In essa  “esprime il proprio sostegno a un processo politico guidato dai Siriani che sia facilitato dalle Nazioni Unite e che, entro sei mesi, istituisca un governo attendibile, inclusivo, non settario e che stabilisca un programma e un procedimento per redigere una nuova costituzione, e inoltre esprime il proprio sostegno ad elezioni libere e giuste, conformi alla nuova costituzione, che dovranno tenersi entro 18 mesi e amministrate sotto la supervisione delle Nazioni Unite, in modo che siano soddisfacenti per il governo e che siano caratterizzate dai più alti criteri internazionali di trasparenza e affidabilità, con la partecipazione di tutti i Siriani, inclusi i membri della diaspora… “

Riconosce lo stretto collegamento tra una tregua e un processo politico parallelo, e esprime il proprio sostegno affinché una tregua a livello nazionale in Siria entri in vigore appena i rappresentanti del governo siriano e dell’opposizione avranno mosso i primi passi verso una transizione politica sotto gli auspici dell’ONU.

Sottolinea il bisogno di monitorare, controllare e riferire sul cessate il fuoco, richiede che il Segretario Generale faccia rapporto sulle opzioni che il Consiglio di Sicurezza può sostenere al fine di permettere il funzionamento di tale meccanismo il prima possibile, non oltre un mese dall’adozione di questa risoluzione ed esorta gli Stati Membri, compresi i membri del Consiglio di Sicurezza, a fornire assistenza anche attraverso contributi in natura e competenze per sostenere tale meccanismo.
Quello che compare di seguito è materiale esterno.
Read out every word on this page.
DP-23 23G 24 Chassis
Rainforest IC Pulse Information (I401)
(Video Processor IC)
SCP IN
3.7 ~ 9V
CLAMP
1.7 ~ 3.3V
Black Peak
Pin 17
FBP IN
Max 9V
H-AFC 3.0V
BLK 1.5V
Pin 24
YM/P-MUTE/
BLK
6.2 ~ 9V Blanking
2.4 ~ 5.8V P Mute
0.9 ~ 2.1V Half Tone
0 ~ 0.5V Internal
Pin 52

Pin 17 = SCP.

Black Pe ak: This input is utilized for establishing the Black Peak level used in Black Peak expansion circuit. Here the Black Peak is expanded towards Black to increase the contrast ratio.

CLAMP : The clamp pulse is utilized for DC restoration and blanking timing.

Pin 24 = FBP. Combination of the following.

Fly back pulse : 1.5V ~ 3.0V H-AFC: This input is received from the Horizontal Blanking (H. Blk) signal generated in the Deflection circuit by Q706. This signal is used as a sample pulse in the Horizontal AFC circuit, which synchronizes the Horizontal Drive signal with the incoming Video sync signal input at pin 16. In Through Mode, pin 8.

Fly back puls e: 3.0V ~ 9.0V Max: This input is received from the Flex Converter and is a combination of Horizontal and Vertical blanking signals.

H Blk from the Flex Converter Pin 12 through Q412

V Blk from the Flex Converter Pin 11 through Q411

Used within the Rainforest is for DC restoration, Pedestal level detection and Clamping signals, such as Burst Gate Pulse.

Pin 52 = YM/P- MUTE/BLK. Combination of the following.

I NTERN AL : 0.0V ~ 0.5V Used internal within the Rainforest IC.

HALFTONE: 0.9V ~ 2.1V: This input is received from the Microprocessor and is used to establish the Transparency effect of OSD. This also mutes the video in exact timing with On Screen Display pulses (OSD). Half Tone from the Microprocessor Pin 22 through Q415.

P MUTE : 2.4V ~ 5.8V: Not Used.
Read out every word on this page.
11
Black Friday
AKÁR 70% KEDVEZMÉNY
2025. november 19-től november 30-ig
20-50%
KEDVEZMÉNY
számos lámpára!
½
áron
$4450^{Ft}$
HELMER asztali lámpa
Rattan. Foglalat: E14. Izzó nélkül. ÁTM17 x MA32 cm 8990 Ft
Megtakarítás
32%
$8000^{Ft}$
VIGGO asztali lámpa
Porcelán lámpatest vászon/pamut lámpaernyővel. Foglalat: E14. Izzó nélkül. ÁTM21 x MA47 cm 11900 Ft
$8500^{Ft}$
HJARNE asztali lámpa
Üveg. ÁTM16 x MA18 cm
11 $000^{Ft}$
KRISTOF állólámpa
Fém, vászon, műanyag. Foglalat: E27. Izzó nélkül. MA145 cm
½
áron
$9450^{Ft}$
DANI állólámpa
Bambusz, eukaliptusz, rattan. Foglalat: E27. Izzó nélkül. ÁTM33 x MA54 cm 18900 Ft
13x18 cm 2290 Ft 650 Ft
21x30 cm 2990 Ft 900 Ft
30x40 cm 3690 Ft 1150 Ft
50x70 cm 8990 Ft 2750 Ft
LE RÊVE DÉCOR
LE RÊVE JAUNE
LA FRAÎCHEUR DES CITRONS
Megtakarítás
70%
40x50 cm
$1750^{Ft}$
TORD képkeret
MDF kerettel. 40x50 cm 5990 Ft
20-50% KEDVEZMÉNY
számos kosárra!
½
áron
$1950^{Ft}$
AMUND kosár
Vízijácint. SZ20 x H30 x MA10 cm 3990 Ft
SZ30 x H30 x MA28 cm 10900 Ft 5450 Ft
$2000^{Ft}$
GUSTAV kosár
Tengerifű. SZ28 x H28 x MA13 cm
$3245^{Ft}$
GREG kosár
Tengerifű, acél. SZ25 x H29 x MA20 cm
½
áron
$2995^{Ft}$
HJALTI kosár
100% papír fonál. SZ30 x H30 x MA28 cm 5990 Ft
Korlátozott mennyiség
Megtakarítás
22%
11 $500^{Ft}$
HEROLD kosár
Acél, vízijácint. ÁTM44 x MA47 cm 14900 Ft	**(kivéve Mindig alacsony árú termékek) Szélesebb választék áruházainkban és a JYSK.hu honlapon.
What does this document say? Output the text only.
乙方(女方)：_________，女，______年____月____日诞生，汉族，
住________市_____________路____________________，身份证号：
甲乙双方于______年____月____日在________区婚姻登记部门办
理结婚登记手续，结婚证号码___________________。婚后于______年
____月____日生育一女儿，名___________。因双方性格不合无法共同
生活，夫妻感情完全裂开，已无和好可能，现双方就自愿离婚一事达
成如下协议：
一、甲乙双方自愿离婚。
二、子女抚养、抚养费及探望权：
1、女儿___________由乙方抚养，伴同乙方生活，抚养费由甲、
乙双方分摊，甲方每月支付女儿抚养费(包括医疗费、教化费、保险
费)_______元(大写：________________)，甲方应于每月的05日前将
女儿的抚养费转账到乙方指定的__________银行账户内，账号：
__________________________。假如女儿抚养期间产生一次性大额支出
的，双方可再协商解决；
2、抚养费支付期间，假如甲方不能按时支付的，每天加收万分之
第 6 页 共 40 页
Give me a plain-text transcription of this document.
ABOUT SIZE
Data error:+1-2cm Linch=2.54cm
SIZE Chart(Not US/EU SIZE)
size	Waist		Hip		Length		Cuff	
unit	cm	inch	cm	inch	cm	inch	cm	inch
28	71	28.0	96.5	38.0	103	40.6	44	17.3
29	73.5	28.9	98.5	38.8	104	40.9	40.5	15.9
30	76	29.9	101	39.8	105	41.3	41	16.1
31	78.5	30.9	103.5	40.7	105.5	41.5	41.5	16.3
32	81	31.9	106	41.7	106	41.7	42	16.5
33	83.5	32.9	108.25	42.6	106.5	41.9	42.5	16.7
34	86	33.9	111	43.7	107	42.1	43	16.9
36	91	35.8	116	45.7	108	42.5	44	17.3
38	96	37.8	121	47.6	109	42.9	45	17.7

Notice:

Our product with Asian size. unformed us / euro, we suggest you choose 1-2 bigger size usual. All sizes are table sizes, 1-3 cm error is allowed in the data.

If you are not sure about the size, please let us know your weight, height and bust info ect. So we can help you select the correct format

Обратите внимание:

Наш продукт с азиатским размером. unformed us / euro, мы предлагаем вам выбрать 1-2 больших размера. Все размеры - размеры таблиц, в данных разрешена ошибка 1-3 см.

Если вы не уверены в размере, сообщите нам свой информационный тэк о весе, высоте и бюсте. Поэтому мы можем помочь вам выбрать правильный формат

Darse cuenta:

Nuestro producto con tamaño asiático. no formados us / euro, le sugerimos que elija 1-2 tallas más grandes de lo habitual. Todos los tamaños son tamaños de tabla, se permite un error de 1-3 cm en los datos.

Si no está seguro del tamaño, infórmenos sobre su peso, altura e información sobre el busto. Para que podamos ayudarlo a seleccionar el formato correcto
Sottolinea la necessità che tutte le parti adottino misure volte ad instaurare fiducia reciproca per realizzare un procedimento politico e una tregua duratura e invita tutti gli stati a fare quanto in loro potere nei confronti del governo e dell’opposizione siriana per promuovere il processo di pace, le misure per rafforzare la fiducia e i progressi verso la tregua;

Invita le parti a permettere immediatamente l’accesso libero, rapido e sicuro in tutta la Siria alle agenzie umanitarie attraverso le strade più dirette, con effetto immediato, a portare sostegno umanitario a chiunque ne abbia bisogno, in particolare in tutte le aree assediate e difficili da raggiungere, e a liberare tutte le persone illegalmente detenute, soprattutto donne e bambini, invita gli stati a fare quanto il loro potere per raggiungere questi obiettivi…

Il faticoso cammino verso la pace non ha fatto passi significativi e si è ancora lontani dal poter dire che si è data piena attuazione alla citata risoluzione.

I rappresentanti del governo siriano e quelli dell’opposizione non volevano parlarsi direttamente in quanto non riconoscevano i rispettivi ruoli di rappresentanza.

Il governo partiva appunto chiedendo chi rappresentava la cosiddetta “opposizione unificata” e su che cosa si basava la loro legittimità di rappresentanza dei siriani. Dall’altra parte l’opposizione chiedeva come pre-condizione il riconoscimento della decadenza immediata del presidente Bashar al Assad.

In questo gioco di condizioni, precondizioni e veti reciproci è impossibile il confronto e una possibile mediazione.